Super HiVision, on the other hand, would be a different matter.
Re:Slashdot, get your act together! (Score:4, Informative)
Not Slashdot's fault. Mine. I've been putting in networks long enough (22 years) to know the difference.
Must be getting senile.
Re:If the island of Japan can do this... (Score:2, Informative)
It is not entirely about population or population density. There's almost as much people in London as there are people in the whole of Sweden. UK people should on average have better internet access than us swedes.
Population:
Sweden: 9,2 million
UK: 60 million (7 million in London)
Land area:
Sweden: 450 000 square kilometer
UK: 245 000 square kilometer
Population density:
Sweden: 20 individuals / square kilometer
UK: 250 individuals / square kilometer
US: 30 individuals / square kilometers (still there should be enough people in the big cities to support some insane broadband)
(numbers from wikipedia)
Re:Not hard technology; it's the politics (Score:3, Informative)
In terms of their GDP, yes, their debt is massive (nearly double their GDP, compared to ~60% in the US's case), but their current accounts (effectively trade balance) is in much better shape than the US, sitting at about 200 billion (2nd highest only after China) in the positive, compared to the US which is over 7 trillion in the negative.
Re:If you can afford a single-family home in Tokyo (Score:3, Informative)
I guess this is off topic, but I have to agree with you.

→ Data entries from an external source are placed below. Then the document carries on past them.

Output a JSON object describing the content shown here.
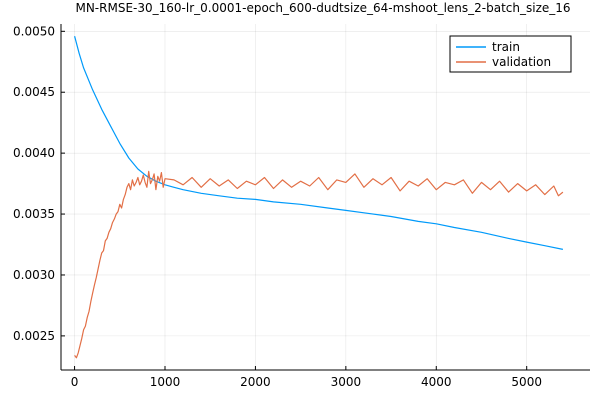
{
  "chart_data": {
    "type": "line",
    "title": "MN-RMSE-30_160-lr_0.0001-epoch_600-dudtsize_64-mshoot_lens_2-batch_size_16",
    "xlabel": "",
    "ylabel": "",
    "xlim": [
      -150,
      5700
    ],
    "ylim": [
      0.00222,
      0.00506
    ],
    "xticks": [
      0,
      1000,
      2000,
      3000,
      4000,
      5000
    ],
    "xtick_labels": [
      "0",
      "1000",
      "2000",
      "3000",
      "4000",
      "5000"
    ],
    "yticks": [
      0.0025,
      0.003,
      0.0035,
      0.004,
      0.0045,
      0.005
    ],
    "ytick_labels": [
      "0.0025",
      "0.0030",
      "0.0035",
      "0.0040",
      "0.0045",
      "0.0050"
    ],
    "grid": true,
    "legend_position": "top-right",
    "series": [
      {
        "name": "train",
        "color": "#009AFA",
        "x": [
          0,
          50,
          100,
          200,
          300,
          400,
          500,
          600,
          700,
          800,
          900,
          1000,
          1100,
          1200,
          1400,
          1600,
          1800,
          2000,
          2200,
          2500,
          2800,
          3000,
          3200,
          3500,
          3800,
          4000,
          4200,
          4500,
          4800,
          5000,
          5200,
          5400
        ],
        "y": [
          0.00496,
          0.00482,
          0.0047,
          0.00452,
          0.00436,
          0.00422,
          0.00408,
          0.00396,
          0.00387,
          0.00381,
          0.00377,
          0.00374,
          0.00372,
          0.0037,
          0.00367,
          0.00365,
          0.00363,
          0.00362,
          0.0036,
          0.00358,
          0.00355,
          0.00353,
          0.00351,
          0.00348,
          0.00344,
          0.00342,
          0.00339,
          0.00335,
          0.0033,
          0.00327,
          0.00324,
          0.00321
        ]
      },
      {
        "name": "validation",
        "color": "#E26F46",
        "x": [
          0,
          20,
          40,
          60,
          80,
          100,
          120,
          140,
          160,
          180,
          200,
          220,
          240,
          260,
          280,
          300,
          320,
          340,
          360,
          380,
          400,
          420,
          440,
          460,
          480,
          500,
          520,
          540,
          560,
          580,
          600,
          620,
          640,
          660,
          680,
          700,
          720,
          740,
          760,
          780,
          800,
          820,
          840,
          860,
          880,
          900,
          920,
          940,
          960,
          980,
          1000,
          1100,
          1200,
          1300,
          1400,
          1500,
          1600,
          1700,
          1800,
          1900,
          2000,
          2100,
          2200,
          2300,
          2400,
          2500,
          2600,
          2700,
          2800,
          2900,
          3000,
          3100,
          3200,
          3300,
          3400,
          3500,
          3600,
          3700,
          3800,
          3900,
          4000,
          4100,
          4200,
          4300,
          4400,
          4500,
          4600,
          4700,
          4800,
          4900,
          5000,
          5100,
          5200,
          5300,
          5350,
          5400
        ],
        "y": [
          0.00234,
          0.00232,
          0.00236,
          0.00242,
          0.00248,
          0.00255,
          0.00258,
          0.00265,
          0.0027,
          0.00278,
          0.00285,
          0.00292,
          0.00298,
          0.00305,
          0.00312,
          0.00318,
          0.0032,
          0.00328,
          0.0033,
          0.00335,
          0.00338,
          0.00343,
          0.00346,
          0.0035,
          0.00352,
          0.00358,
          0.00355,
          0.00362,
          0.00366,
          0.00372,
          0.00375,
          0.0037,
          0.00378,
          0.00373,
          0.00376,
          0.0038,
          0.00374,
          0.00377,
          0.00382,
          0.00376,
          0.00372,
          0.00385,
          0.00375,
          0.00378,
          0.00383,
          0.0037,
          0.00381,
          0.00377,
          0.00384,
          0.00372,
          0.00379,
          0.00378,
          0.00374,
          0.0038,
          0.00372,
          0.00379,
          0.00373,
          0.00378,
          0.00371,
          0.00377,
          0.00374,
          0.0038,
          0.00371,
          0.00378,
          0.00372,
          0.00377,
          0.00373,
          0.0038,
          0.0037,
          0.00378,
          0.00376,
          0.00383,
          0.00372,
          0.00379,
          0.00374,
          0.0038,
          0.00369,
          0.00377,
          0.00373,
          0.00379,
          0.0037,
          0.00376,
          0.00374,
          0.00378,
          0.00367,
          0.00376,
          0.0037,
          0.00377,
          0.00368,
          0.00375,
          0.00369,
          0.00374,
          0.00366,
          0.00373,
          0.00365,
          0.00368
        ]
      }
    ]
  }
}
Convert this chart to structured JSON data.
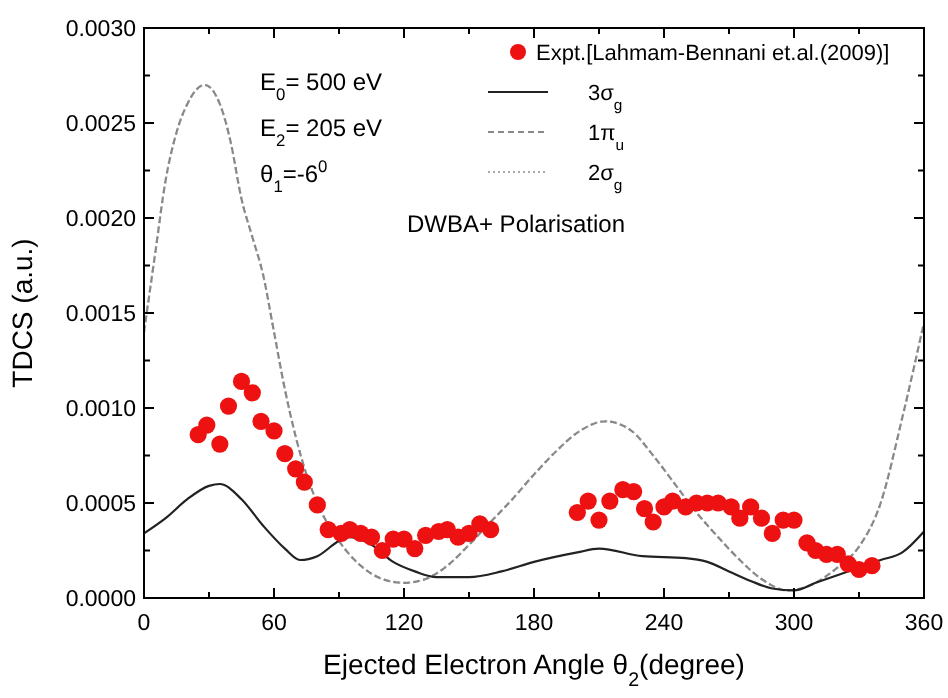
{
  "chart_data": {
    "type": "line",
    "xlabel": "Ejected Electron Angle θ$_{2}$(degree)",
    "ylabel": "TDCS (a.u.)",
    "xlim": [
      0,
      360
    ],
    "ylim": [
      0,
      0.003
    ],
    "xticks": [
      0,
      {
        "value": 30,
        "label": null
      },
      60,
      {
        "value": 90,
        "label": null
      },
      120,
      {
        "value": 150,
        "label": null
      },
      180,
      {
        "value": 210,
        "label": null
      },
      240,
      {
        "value": 270,
        "label": null
      },
      300,
      {
        "value": 330,
        "label": null
      },
      360
    ],
    "yticks": [
      {
        "value": 0,
        "label": "0.0000"
      },
      {
        "value": 0.00025,
        "label": null
      },
      {
        "value": 0.0005,
        "label": "0.0005"
      },
      {
        "value": 0.00075,
        "label": null
      },
      {
        "value": 0.001,
        "label": "0.0010"
      },
      {
        "value": 0.00125,
        "label": null
      },
      {
        "value": 0.0015,
        "label": "0.0015"
      },
      {
        "value": 0.00175,
        "label": null
      },
      {
        "value": 0.002,
        "label": "0.0020"
      },
      {
        "value": 0.00225,
        "label": null
      },
      {
        "value": 0.0025,
        "label": "0.0025"
      },
      {
        "value": 0.00275,
        "label": null
      },
      {
        "value": 0.003,
        "label": "0.0030"
      }
    ],
    "grid": false,
    "legend": "top right",
    "annotations": [
      "E$_{0}$= 500 eV",
      "E$_{2}$= 205 eV",
      "θ$_{1}$=-6$^{0}$",
      "DWBA+ Polarisation"
    ],
    "series": [
      {
        "name": "Expt.[Lahmam-Bennani et.al.(2009)]",
        "type": "scatter",
        "marker": "circle",
        "color": "#ee1111",
        "x": [
          25,
          29,
          35,
          39,
          45,
          50,
          54,
          60,
          65,
          70,
          74,
          80,
          85,
          91,
          95,
          100,
          105,
          110,
          115,
          120,
          125,
          130,
          136,
          140,
          145,
          150,
          155,
          160,
          200,
          205,
          210,
          215,
          221,
          226,
          231,
          235,
          240,
          244,
          250,
          255,
          260,
          265,
          271,
          275,
          280,
          285,
          290,
          295,
          300,
          306,
          310,
          315,
          320,
          325,
          330,
          336
        ],
        "values": [
          0.00086,
          0.00091,
          0.00081,
          0.00101,
          0.00114,
          0.00108,
          0.00093,
          0.00088,
          0.00076,
          0.00068,
          0.00061,
          0.00049,
          0.00036,
          0.00034,
          0.00036,
          0.00034,
          0.00032,
          0.00025,
          0.00031,
          0.00031,
          0.00026,
          0.00033,
          0.00035,
          0.00036,
          0.00032,
          0.00034,
          0.00039,
          0.00036,
          0.00045,
          0.00051,
          0.00041,
          0.00051,
          0.00057,
          0.00056,
          0.00047,
          0.0004,
          0.00048,
          0.00051,
          0.00048,
          0.0005,
          0.0005,
          0.0005,
          0.00048,
          0.00042,
          0.00048,
          0.00042,
          0.00034,
          0.00041,
          0.00041,
          0.00029,
          0.00025,
          0.00023,
          0.00023,
          0.00018,
          0.00015,
          0.00017
        ]
      },
      {
        "name": "3σ$_{g}$",
        "line_style": "solid",
        "color": "#222222",
        "x": [
          0,
          10,
          20,
          30,
          35,
          45,
          55,
          65,
          72,
          80,
          90,
          95,
          105,
          115,
          125,
          135,
          150,
          165,
          180,
          200,
          210,
          230,
          250,
          260,
          270,
          280,
          290,
          300,
          310,
          320,
          330,
          340,
          350,
          360
        ],
        "values": [
          0.00034,
          0.00042,
          0.00052,
          0.00059,
          0.0006,
          0.00052,
          0.00038,
          0.00026,
          0.0002,
          0.00022,
          0.0003,
          0.00032,
          0.00028,
          0.00019,
          0.00014,
          0.00011,
          0.00011,
          0.00014,
          0.00019,
          0.00024,
          0.00026,
          0.00022,
          0.00021,
          0.00019,
          0.00014,
          9e-05,
          5e-05,
          4e-05,
          8e-05,
          0.00012,
          0.00016,
          0.0002,
          0.00024,
          0.00035
        ]
      },
      {
        "name": "1π$_{u}$",
        "line_style": "dashed",
        "color": "#888888",
        "x": [
          0,
          5,
          10,
          15,
          20,
          28,
          35,
          40,
          45,
          50,
          55,
          60,
          65,
          70,
          75,
          80,
          90,
          100,
          110,
          120,
          130,
          140,
          150,
          160,
          170,
          180,
          190,
          200,
          213,
          225,
          235,
          245,
          255,
          265,
          275,
          285,
          297,
          310,
          320,
          330,
          340,
          350,
          360
        ],
        "values": [
          0.0014,
          0.0018,
          0.0022,
          0.00245,
          0.0026,
          0.0027,
          0.0026,
          0.0024,
          0.0021,
          0.0019,
          0.0017,
          0.0014,
          0.0011,
          0.00085,
          0.00065,
          0.0005,
          0.0003,
          0.00017,
          0.0001,
          8e-05,
          0.0001,
          0.00017,
          0.00028,
          0.0004,
          0.00052,
          0.00065,
          0.00077,
          0.00087,
          0.00093,
          0.00088,
          0.00075,
          0.0006,
          0.00045,
          0.00032,
          0.0002,
          0.0001,
          4e-05,
          8e-05,
          0.00016,
          0.00027,
          0.0005,
          0.00095,
          0.00145
        ]
      },
      {
        "name": "2σ$_{g}$",
        "line_style": "dotted",
        "color": "#aaaaaa",
        "x": [
          0,
          5,
          10,
          15,
          20,
          28,
          35,
          40,
          45,
          50,
          55,
          60,
          65,
          70,
          75,
          80,
          90,
          100,
          110,
          120,
          130,
          140,
          150,
          160,
          170,
          180,
          190,
          200,
          213,
          225,
          235,
          245,
          255,
          265,
          275,
          285,
          297,
          310,
          320,
          330,
          340,
          350,
          360
        ],
        "values": [
          0.0014,
          0.0018,
          0.0022,
          0.00245,
          0.0026,
          0.0027,
          0.0026,
          0.0024,
          0.0021,
          0.0019,
          0.0017,
          0.0014,
          0.0011,
          0.00085,
          0.00065,
          0.0005,
          0.0003,
          0.00017,
          0.0001,
          8e-05,
          0.0001,
          0.00017,
          0.00028,
          0.0004,
          0.00052,
          0.00065,
          0.00077,
          0.00087,
          0.00093,
          0.00088,
          0.00075,
          0.0006,
          0.00045,
          0.00032,
          0.0002,
          0.0001,
          4e-05,
          8e-05,
          0.00016,
          0.00027,
          0.0005,
          0.00095,
          0.00145
        ]
      }
    ]
  }
}
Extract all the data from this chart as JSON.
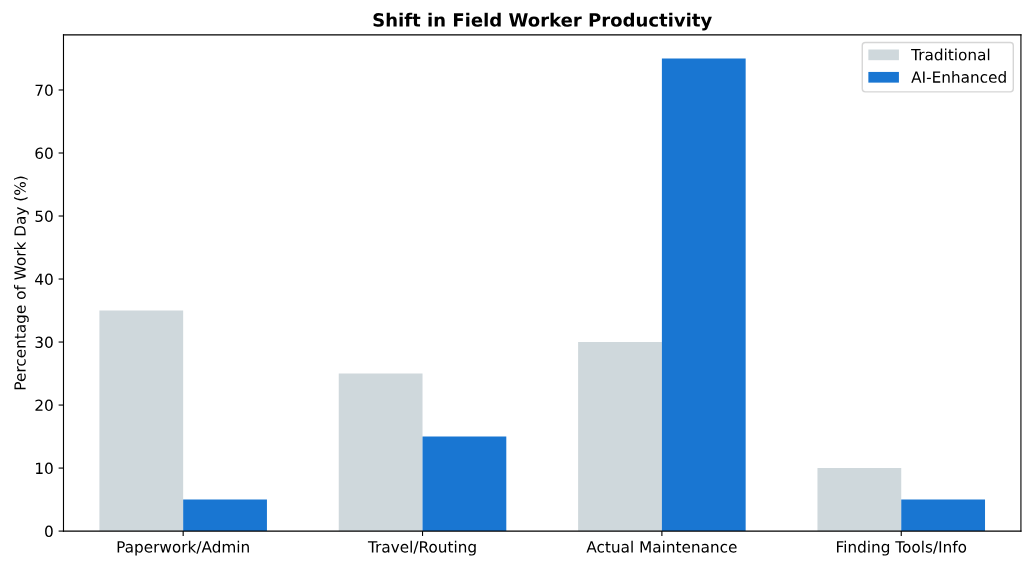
{
  "chart_data": {
    "type": "bar",
    "title": "Shift in Field Worker Productivity",
    "ylabel": "Percentage of Work Day (%)",
    "categories": [
      "Paperwork/Admin",
      "Travel/Routing",
      "Actual Maintenance",
      "Finding Tools/Info"
    ],
    "series": [
      {
        "name": "Traditional",
        "color": "#cfd8dc",
        "values": [
          35,
          25,
          30,
          10
        ]
      },
      {
        "name": "AI-Enhanced",
        "color": "#1976d2",
        "values": [
          5,
          15,
          75,
          5
        ]
      }
    ],
    "ylim": [
      0,
      78.75
    ],
    "yticks": [
      0,
      10,
      20,
      30,
      40,
      50,
      60,
      70
    ],
    "grid": false,
    "legend": "top right"
  }
}
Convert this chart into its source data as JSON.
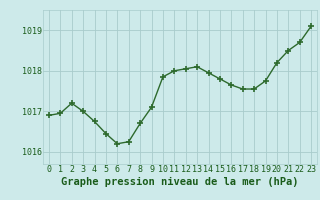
{
  "x": [
    0,
    1,
    2,
    3,
    4,
    5,
    6,
    7,
    8,
    9,
    10,
    11,
    12,
    13,
    14,
    15,
    16,
    17,
    18,
    19,
    20,
    21,
    22,
    23
  ],
  "y": [
    1016.9,
    1016.95,
    1017.2,
    1017.0,
    1016.75,
    1016.45,
    1016.2,
    1016.25,
    1016.7,
    1017.1,
    1017.85,
    1018.0,
    1018.05,
    1018.1,
    1017.95,
    1017.8,
    1017.65,
    1017.55,
    1017.55,
    1017.75,
    1018.2,
    1018.5,
    1018.7,
    1019.1
  ],
  "line_color": "#2d6a2d",
  "marker_color": "#2d6a2d",
  "bg_color": "#cdeaea",
  "plot_bg_color": "#cdeaea",
  "grid_color": "#a8cccc",
  "xlabel": "Graphe pression niveau de la mer (hPa)",
  "xlabel_color": "#1a5c1a",
  "tick_color": "#1a5c1a",
  "ylim": [
    1015.7,
    1019.5
  ],
  "yticks": [
    1016,
    1017,
    1018,
    1019
  ],
  "xticks": [
    0,
    1,
    2,
    3,
    4,
    5,
    6,
    7,
    8,
    9,
    10,
    11,
    12,
    13,
    14,
    15,
    16,
    17,
    18,
    19,
    20,
    21,
    22,
    23
  ],
  "marker_size": 4,
  "line_width": 1.0,
  "xlabel_fontsize": 7.5,
  "tick_fontsize": 6.0
}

I think that people think of Japan as crowded and expensive because they come here as tourists. They go to all the famous sites where people are jammed in like sardines. And they buy stuff at tourist places and get ripped off. Or eat steak at a restaurant.
I've been living here a year (admittedly in the inaka) and I spend *far* less than I did in Canada. Of course, you have to live like a Japanese person (buy the same food, wear the same clothes, enjoy the same entertainment, avoid traveling around, etc), but once you do prices become quite reasonable -- even in Tokyo.